[PATCH v9 01/10] sched: add utilization_avg_contrib

Fri Nov 21 04:34:53 PST 2014

Should the subject mention that the patch adds utilization tracking?
Maybe: 'sched: Add utilization tracking' ?

On Mon, Nov 03, 2014 at 04:54:38PM +0000, Vincent Guittot wrote:
> Add new statistics which reflect the average time a task is running on the CPU
> and the sum of these running time of the tasks on a runqueue.

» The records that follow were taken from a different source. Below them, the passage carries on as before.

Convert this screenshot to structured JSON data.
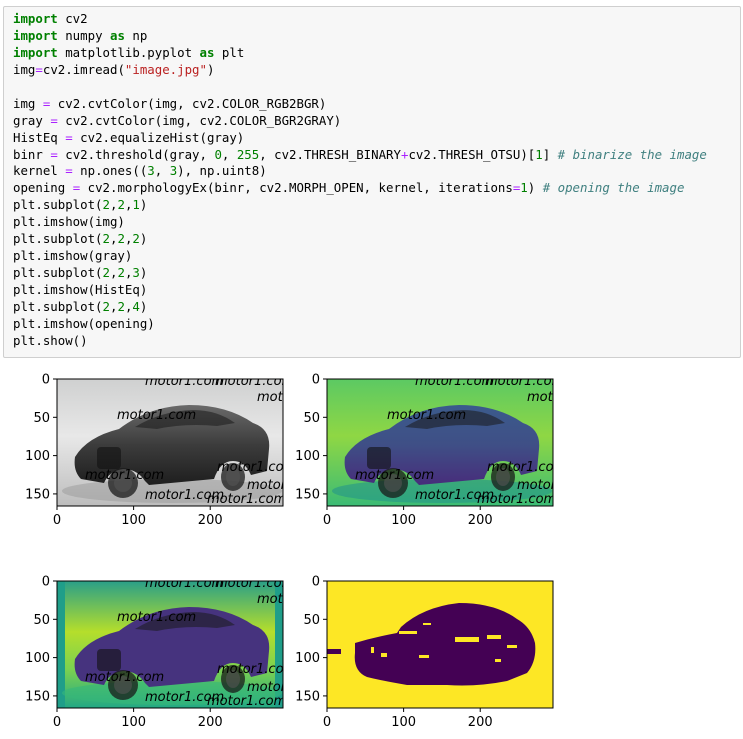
{
  "code_cell": {
    "lines": [
      [
        {
          "t": "import",
          "c": "kw"
        },
        {
          "t": " cv2"
        }
      ],
      [
        {
          "t": "import",
          "c": "kw"
        },
        {
          "t": " numpy "
        },
        {
          "t": "as",
          "c": "kw"
        },
        {
          "t": " np"
        }
      ],
      [
        {
          "t": "import",
          "c": "kw"
        },
        {
          "t": " matplotlib.pyplot "
        },
        {
          "t": "as",
          "c": "kw"
        },
        {
          "t": " plt"
        }
      ],
      [
        {
          "t": "img"
        },
        {
          "t": "=",
          "c": "op"
        },
        {
          "t": "cv2.imread("
        },
        {
          "t": "\"image.jpg\"",
          "c": "str"
        },
        {
          "t": ")"
        }
      ],
      [],
      [
        {
          "t": "img "
        },
        {
          "t": "=",
          "c": "op"
        },
        {
          "t": " cv2.cvtColor(img, cv2.COLOR_RGB2BGR)"
        }
      ],
      [
        {
          "t": "gray "
        },
        {
          "t": "=",
          "c": "op"
        },
        {
          "t": " cv2.cvtColor(img, cv2.COLOR_BGR2GRAY)"
        }
      ],
      [
        {
          "t": "HistEq "
        },
        {
          "t": "=",
          "c": "op"
        },
        {
          "t": " cv2.equalizeHist(gray)"
        }
      ],
      [
        {
          "t": "binr "
        },
        {
          "t": "=",
          "c": "op"
        },
        {
          "t": " cv2.threshold(gray, "
        },
        {
          "t": "0",
          "c": "num"
        },
        {
          "t": ", "
        },
        {
          "t": "255",
          "c": "num"
        },
        {
          "t": ", cv2.THRESH_BINARY"
        },
        {
          "t": "+",
          "c": "op"
        },
        {
          "t": "cv2.THRESH_OTSU)["
        },
        {
          "t": "1",
          "c": "num"
        },
        {
          "t": "] "
        },
        {
          "t": "# binarize the image",
          "c": "cmt"
        }
      ],
      [
        {
          "t": "kernel "
        },
        {
          "t": "=",
          "c": "op"
        },
        {
          "t": " np.ones(("
        },
        {
          "t": "3",
          "c": "num"
        },
        {
          "t": ", "
        },
        {
          "t": "3",
          "c": "num"
        },
        {
          "t": "), np.uint8)"
        }
      ],
      [
        {
          "t": "opening "
        },
        {
          "t": "=",
          "c": "op"
        },
        {
          "t": " cv2.morphologyEx(binr, cv2.MORPH_OPEN, kernel, iterations"
        },
        {
          "t": "=",
          "c": "op"
        },
        {
          "t": "1",
          "c": "num"
        },
        {
          "t": ") "
        },
        {
          "t": "# opening the image",
          "c": "cmt"
        }
      ],
      [
        {
          "t": "plt.subplot("
        },
        {
          "t": "2",
          "c": "num"
        },
        {
          "t": ","
        },
        {
          "t": "2",
          "c": "num"
        },
        {
          "t": ","
        },
        {
          "t": "1",
          "c": "num"
        },
        {
          "t": ")"
        }
      ],
      [
        {
          "t": "plt.imshow(img)"
        }
      ],
      [
        {
          "t": "plt.subplot("
        },
        {
          "t": "2",
          "c": "num"
        },
        {
          "t": ","
        },
        {
          "t": "2",
          "c": "num"
        },
        {
          "t": ","
        },
        {
          "t": "2",
          "c": "num"
        },
        {
          "t": ")"
        }
      ],
      [
        {
          "t": "plt.imshow(gray)"
        }
      ],
      [
        {
          "t": "plt.subplot("
        },
        {
          "t": "2",
          "c": "num"
        },
        {
          "t": ","
        },
        {
          "t": "2",
          "c": "num"
        },
        {
          "t": ","
        },
        {
          "t": "3",
          "c": "num"
        },
        {
          "t": ")"
        }
      ],
      [
        {
          "t": "plt.imshow(HistEq)"
        }
      ],
      [
        {
          "t": "plt.subplot("
        },
        {
          "t": "2",
          "c": "num"
        },
        {
          "t": ","
        },
        {
          "t": "2",
          "c": "num"
        },
        {
          "t": ","
        },
        {
          "t": "4",
          "c": "num"
        },
        {
          "t": ")"
        }
      ],
      [
        {
          "t": "plt.imshow(opening)"
        }
      ],
      [
        {
          "t": "plt.show()"
        }
      ]
    ]
  },
  "colors": {
    "cell_bg": "#f7f7f7",
    "keyword": "#008000",
    "string": "#ba2121",
    "number": "#008000",
    "operator": "#aa22ff",
    "comment": "#408080",
    "viridis_yellow": "#fde725",
    "viridis_purple": "#440154"
  },
  "plots": [
    {
      "id": "img",
      "kind": "photo-bw",
      "yticks": [
        "0",
        "50",
        "100",
        "150"
      ],
      "xticks": [
        "0",
        "100",
        "200"
      ]
    },
    {
      "id": "gray",
      "kind": "viridis-gray",
      "yticks": [
        "0",
        "50",
        "100",
        "150"
      ],
      "xticks": [
        "0",
        "100",
        "200"
      ]
    },
    {
      "id": "HistEq",
      "kind": "viridis-histeq",
      "yticks": [
        "0",
        "50",
        "100",
        "150"
      ],
      "xticks": [
        "0",
        "100",
        "200"
      ]
    },
    {
      "id": "opening",
      "kind": "binary",
      "yticks": [
        "0",
        "50",
        "100",
        "150"
      ],
      "xticks": [
        "0",
        "100",
        "200"
      ]
    }
  ],
  "watermark": "motor1.com"
}
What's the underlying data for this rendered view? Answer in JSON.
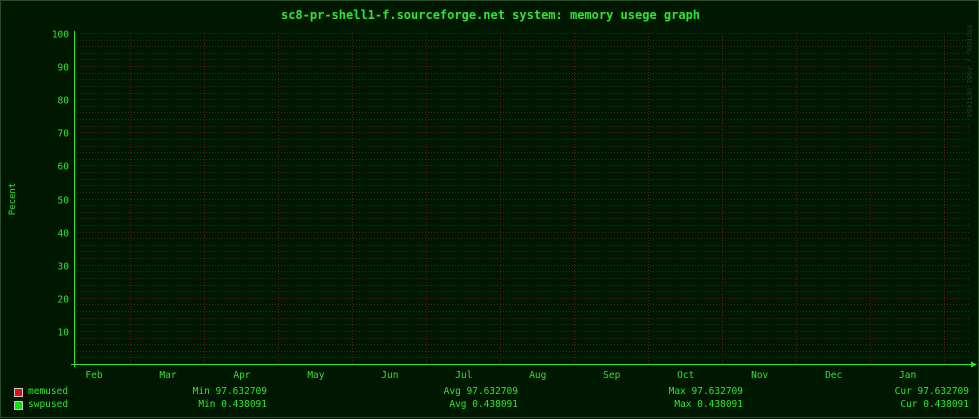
{
  "title": "sc8-pr-shell1-f.sourceforge.net system: memory usege graph",
  "ylabel": "Pecent",
  "watermark": "RRDTOOL / TOBI OETIKER",
  "colors": {
    "background": "#001800",
    "text": "#2ee62e",
    "grid_minor": "#3a2a1e",
    "grid_major": "#5a1a1a",
    "axis": "#2ee62e",
    "memused": "#e01010",
    "swpused": "#10e010"
  },
  "chart_data": {
    "type": "line",
    "title": "sc8-pr-shell1-f.sourceforge.net system: memory usege graph",
    "xlabel": "",
    "ylabel": "Pecent",
    "x_tick_labels": [
      "Feb",
      "Mar",
      "Apr",
      "May",
      "Jun",
      "Jul",
      "Aug",
      "Sep",
      "Oct",
      "Nov",
      "Dec",
      "Jan"
    ],
    "y_ticks": [
      10,
      20,
      30,
      40,
      50,
      60,
      70,
      80,
      90,
      100
    ],
    "ylim": [
      0,
      100
    ],
    "grid": true,
    "legend_position": "bottom",
    "series": [
      {
        "name": "memused",
        "color": "#e01010",
        "values": []
      },
      {
        "name": "swpused",
        "color": "#10e010",
        "values": []
      }
    ]
  },
  "legend": [
    {
      "name": "memused",
      "color": "#e01010",
      "min": "Min 97.632709",
      "avg": "Avg 97.632709",
      "max": "Max 97.632709",
      "cur": "Cur 97.632709"
    },
    {
      "name": "swpused",
      "color": "#10e010",
      "min": "Min 0.438091",
      "avg": "Avg 0.438091",
      "max": "Max 0.438091",
      "cur": "Cur 0.438091"
    }
  ]
}
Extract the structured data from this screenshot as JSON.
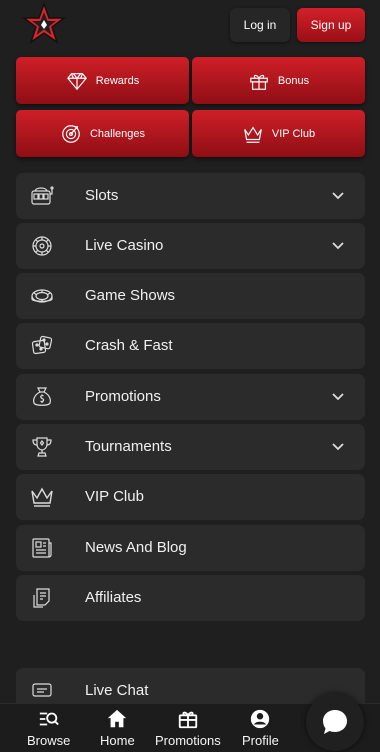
{
  "header": {
    "login_label": "Log in",
    "signup_label": "Sign up"
  },
  "tiles": [
    {
      "label": "Rewards",
      "icon": "diamond-icon"
    },
    {
      "label": "Bonus",
      "icon": "gift-icon"
    },
    {
      "label": "Challenges",
      "icon": "target-icon"
    },
    {
      "label": "VIP Club",
      "icon": "crown-icon"
    }
  ],
  "menu": [
    {
      "label": "Slots",
      "icon": "slot-machine-icon",
      "expandable": true
    },
    {
      "label": "Live Casino",
      "icon": "roulette-icon",
      "expandable": true
    },
    {
      "label": "Game Shows",
      "icon": "wheel-icon",
      "expandable": false
    },
    {
      "label": "Crash & Fast",
      "icon": "dice-icon",
      "expandable": false
    },
    {
      "label": "Promotions",
      "icon": "money-bag-icon",
      "expandable": true
    },
    {
      "label": "Tournaments",
      "icon": "trophy-icon",
      "expandable": true
    },
    {
      "label": "VIP Club",
      "icon": "crown-icon",
      "expandable": false
    },
    {
      "label": "News And Blog",
      "icon": "newspaper-icon",
      "expandable": false
    },
    {
      "label": "Affiliates",
      "icon": "affiliates-icon",
      "expandable": false
    },
    {
      "label": "Live Chat",
      "icon": "chat-icon",
      "expandable": false
    }
  ],
  "bottom_nav": [
    {
      "label": "Browse",
      "icon": "browse-icon"
    },
    {
      "label": "Home",
      "icon": "home-icon"
    },
    {
      "label": "Promotions",
      "icon": "gift-box-icon"
    },
    {
      "label": "Profile",
      "icon": "profile-icon"
    }
  ],
  "colors": {
    "accent": "#c81e26",
    "background": "#1f1f1f",
    "surface": "#2b2b2b"
  }
}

The latter is
> named utilization_load_avg.
> 
> This patch is based on the usage metric that was proposed in the 1st
> versions of the per-entity load tracking patchset by Paul Turner

Should we do ourselves and anybody else who feels like going through the
pain of understanding the load-tracking code a favor and drop the use of
the term 'usage' and use 'utilization' everywhere instead? 'usage' isn't
clearly defined anywhere.

Referring to 'usage' here in the reference to original patch is fine,
but I suggest that we remove it from the code and comment on subsequent
patches unless there is a very good reason to keep it.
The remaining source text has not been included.